Diese kommunale Vorlage trägt den rekordverdächtig langen Titel «Änderung der Gemeindeordnung, Anpassung der Aufgabenzuordnung der Departemente sowie von Bestimmungen des Abschnitts Schule und Schulbehörden, Umbenennung eines Departements, Streichung einer Kompetenzbestimmung Gemeinderat».

Sie beinhaltet neben der Umbenennung des Polizeidepartements in Sicherheitsdepartement noch weitere Änderungen der Gemeindeordnung. Diese sind allerdings reine Formsache.

Altes Anliegen der Linken

Dass das Polizeidepartement umbenannt werden soll, liegt den Linken schon lange am Herzen. Die Polizeivorsteherin von 1998 bis 2010, Esther Maurer (SP), war der Meinung, das Polizeidepartement werde mehr mit Kontrolle, Handschellen und Tränengas in Zusammenhang gebracht.

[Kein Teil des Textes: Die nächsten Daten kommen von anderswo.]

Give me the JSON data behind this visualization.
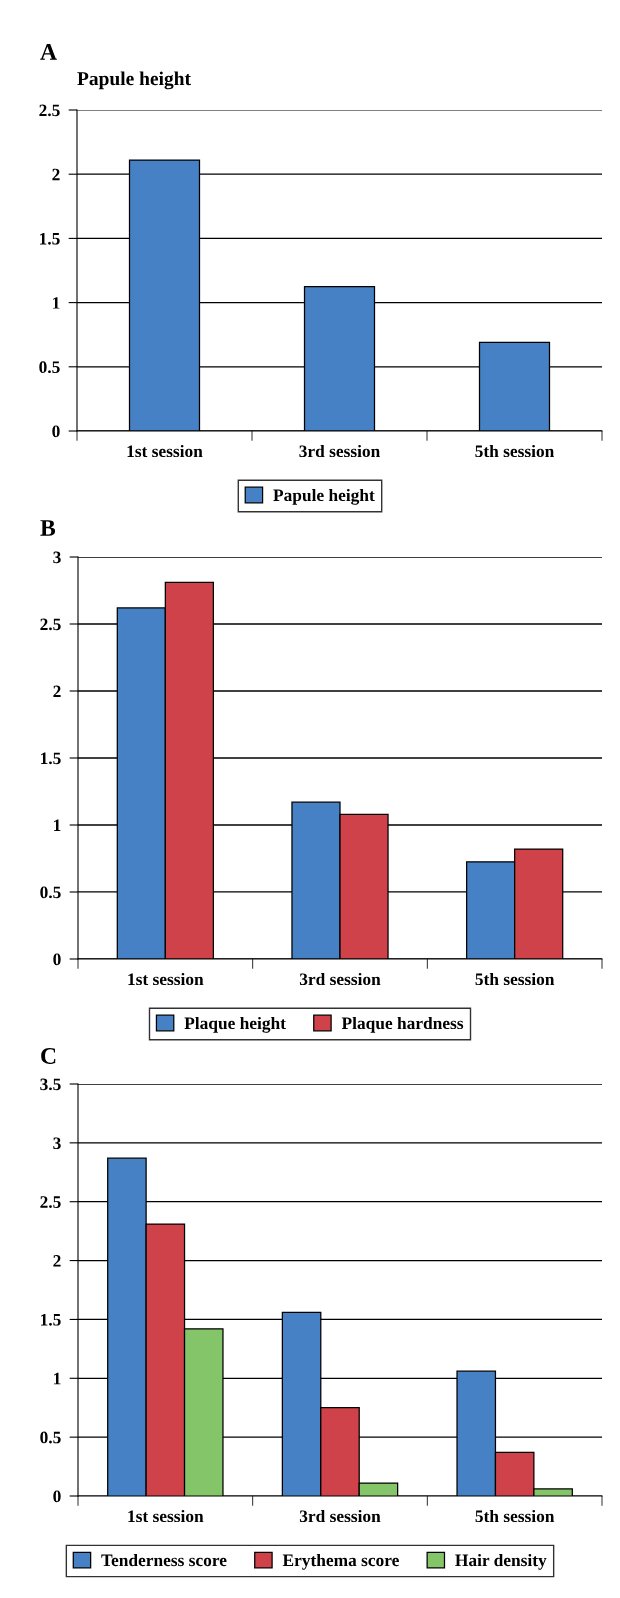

Beim Namen Sicherheitsdepartement wäre dies weniger der Fall. Auch ihr Nachfolger Daniel Leupi (Grüne) setzte sich dafür ein, übernahm dann aber das Finanzdepartement.

Im vergangenen Februar befasste sich bereits der Zürcher Gemeinderat mit der Umbenennung. Der Stadtrat argumentierte damals, dass zum Polizeidepartement ja auch der Verkehr, Schutz & Rettung sowie das Stadtrichteramt gehörten. «Die Umbenennung in Sicherheitsdepartement wird deshalb die Identifikation der Dienstabteilungen mit ihrem Departement erheblich fördern», hiess es.

Somit würde aus Polizeivorsteher Richard Wolff (AL) neu der Sicherheitsvorsteher. Ausgerechnet seine Partei hält den Schritt allerdings für überflüssig – und die Bürgerlichen sowieso: «Nur weil dem rot-grünen Stadtrat die Bezeichnung Polizeidepartement unangenehm ist, gibts einen Urnengang – das ist für mich Befindlichkeitsgugus», sagt SVP-Fraktionschef Mauro Tuena. Dabei ginge es laut ihm auch anders: «Durch die Revision des kantonalen Gemeindegesetzes kommt es in der Stadtzürcher Gemeindeordnung in nächster Zeit ohnehin zu diversen Anpassungen – da hätte man diese Bezeichnungsänderung problemlos reinpacken können.»